For it would be both an error of fact and a mistake of principle to treat Pater as a surgically disinterested scholar, or his Renaissance as the nonpartisan report of an official inquiry. The work is scholarly, and it is inquisitive, but it is deeply invested in a program and an agenda articulated nowhere and everywhere in its pages.
Why these artists? From all the Renaissance’s abundance of geniuses, why would Pater gather this group between his covers? Why Botticelli, whose name would have been unknown to his readers at the time? Why Winckelmann, who did not live and work during the Renaissance at all?
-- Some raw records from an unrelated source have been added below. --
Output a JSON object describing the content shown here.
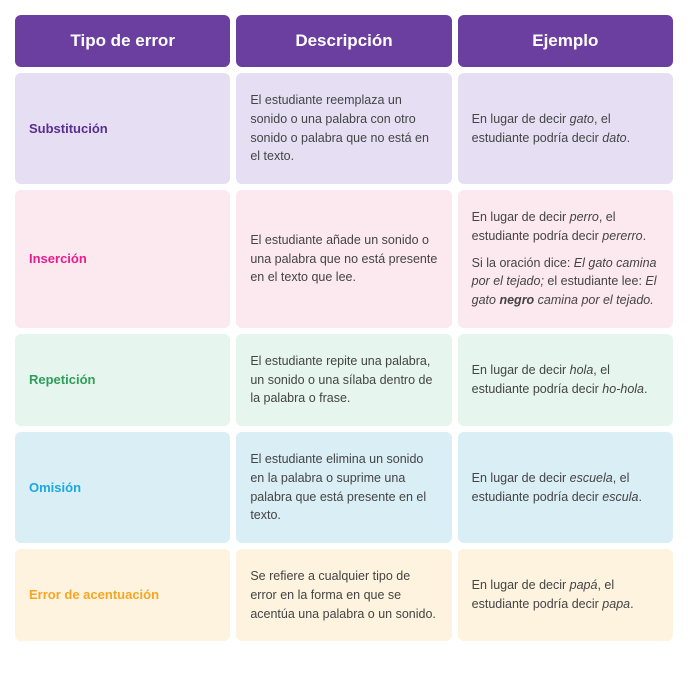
{
  "headers": [
    "Tipo de error",
    "Descripción",
    "Ejemplo"
  ],
  "header_bg": "#6b3fa0",
  "header_text_color": "#ffffff",
  "rows": [
    {
      "type": "Substitución",
      "type_color": "#5a2d91",
      "bg": "#e6dff4",
      "desc": "El estudiante reemplaza un sonido o una palabra con otro sonido o palabra que no está en el texto.",
      "examples": [
        {
          "pre": "En lugar de decir ",
          "it1": "gato",
          "mid": ", el estudiante podría decir ",
          "it2": "dato",
          "post": "."
        }
      ]
    },
    {
      "type": "Inserción",
      "type_color": "#e91e8c",
      "bg": "#fce8ef",
      "desc": "El estudiante añade un sonido o una palabra que no está presente en el texto que lee.",
      "examples": [
        {
          "pre": "En lugar de decir ",
          "it1": "perro",
          "mid": ", el estudiante podría decir ",
          "it2": "pererro",
          "post": "."
        },
        {
          "pre": "Si la oración dice: ",
          "it1": "El gato camina por el tejado;",
          "mid": " el estudiante lee: ",
          "it2": "El gato ",
          "bold": "negro",
          "it3": " camina por el tejado.",
          "post": ""
        }
      ]
    },
    {
      "type": "Repetición",
      "type_color": "#2e9e5b",
      "bg": "#e6f5ed",
      "desc": "El estudiante repite una palabra, un sonido o una sílaba dentro de la palabra o frase.",
      "examples": [
        {
          "pre": "En lugar de decir ",
          "it1": "hola",
          "mid": ", el estudiante podría decir ",
          "it2": "ho-hola",
          "post": "."
        }
      ]
    },
    {
      "type": "Omisión",
      "type_color": "#1ba8e0",
      "bg": "#d9eef5",
      "desc": "El estudiante elimina un sonido en la palabra o suprime una palabra que está presente en el texto.",
      "examples": [
        {
          "pre": "En lugar de decir ",
          "it1": "escuela",
          "mid": ", el estudiante podría decir ",
          "it2": "escula",
          "post": "."
        }
      ]
    },
    {
      "type": "Error de acentuación",
      "type_color": "#f5a623",
      "bg": "#fdf3df",
      "desc": "Se refiere a cualquier tipo de error en la forma en que se acentúa una palabra o un sonido.",
      "examples": [
        {
          "pre": "En lugar de decir ",
          "it1": "papá",
          "mid": ", el estudiante podría decir ",
          "it2": "papa",
          "post": "."
        }
      ]
    }
  ]
}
The answer runs like a thread of royal lavender through an already dangerously empurpled text. Each and every figure there summoned had been accused of too-fond attachment to a male companion or (more often) pupil. Not one man appears but in the company of another. With, of course, scanty and suppressed sources, and with, yes, a closety quantity of caution, Pater was architecting a history of homosexuality. And something more powerful yet: a homosexual history.
We may be bitterly glad that the level of queer consciousness required to do politics that looks like politics did not then exist, for it drove Walter Pater to the fundaments. Like the Socrates of the Republic—whose place among the screaming queens of antiquity should not for a moment be forgotten—he was forced to build his ideal city, the civilization to which he belonged, out of nothing; and like the Socrates of the Republic, he began with art. Art, the raw material from which we build, and each of us builds, personhood, identity, and soul.
Axiomatically, the struggle for visibility is the Alpha and the Omega of all queer struggle. When we fight violence inflicted on our bodies and persecution visited on our souls, when we demand to be equal citizens and a community standing apart, we set our shoulders against the politico-cultural machinery which for millennia has ground us to atoms—isolated units denied genesis and revelation, doomed to signify nothing, sentenced to eternity in a world-historical oubliette.
To the many things that this volume “is”—one of the most exquisitely-crafted works of English prose extant; a model for a new and vital art criticism; the book no less a decadent than Oscar Wilde called “the very flower of decadence”—must be added two more: it is a manifesto; and it is a primer.
A manifesto, it demands that we risk the human and historic consequences of its vision, and in calling on us to take axe in hand and smash the age-old closets of Leonardo and Botticelli calls on us to smash our own. A primer, it is a queer semiotic alphabet-song, a picture-book guide to who we might have been in freer times gone by and who we might be in a messianic future to come.
When Walter Pater read the story of queer desire in the lines of Lisa del Gioconda’s brow, then was our battle against oblivion joined.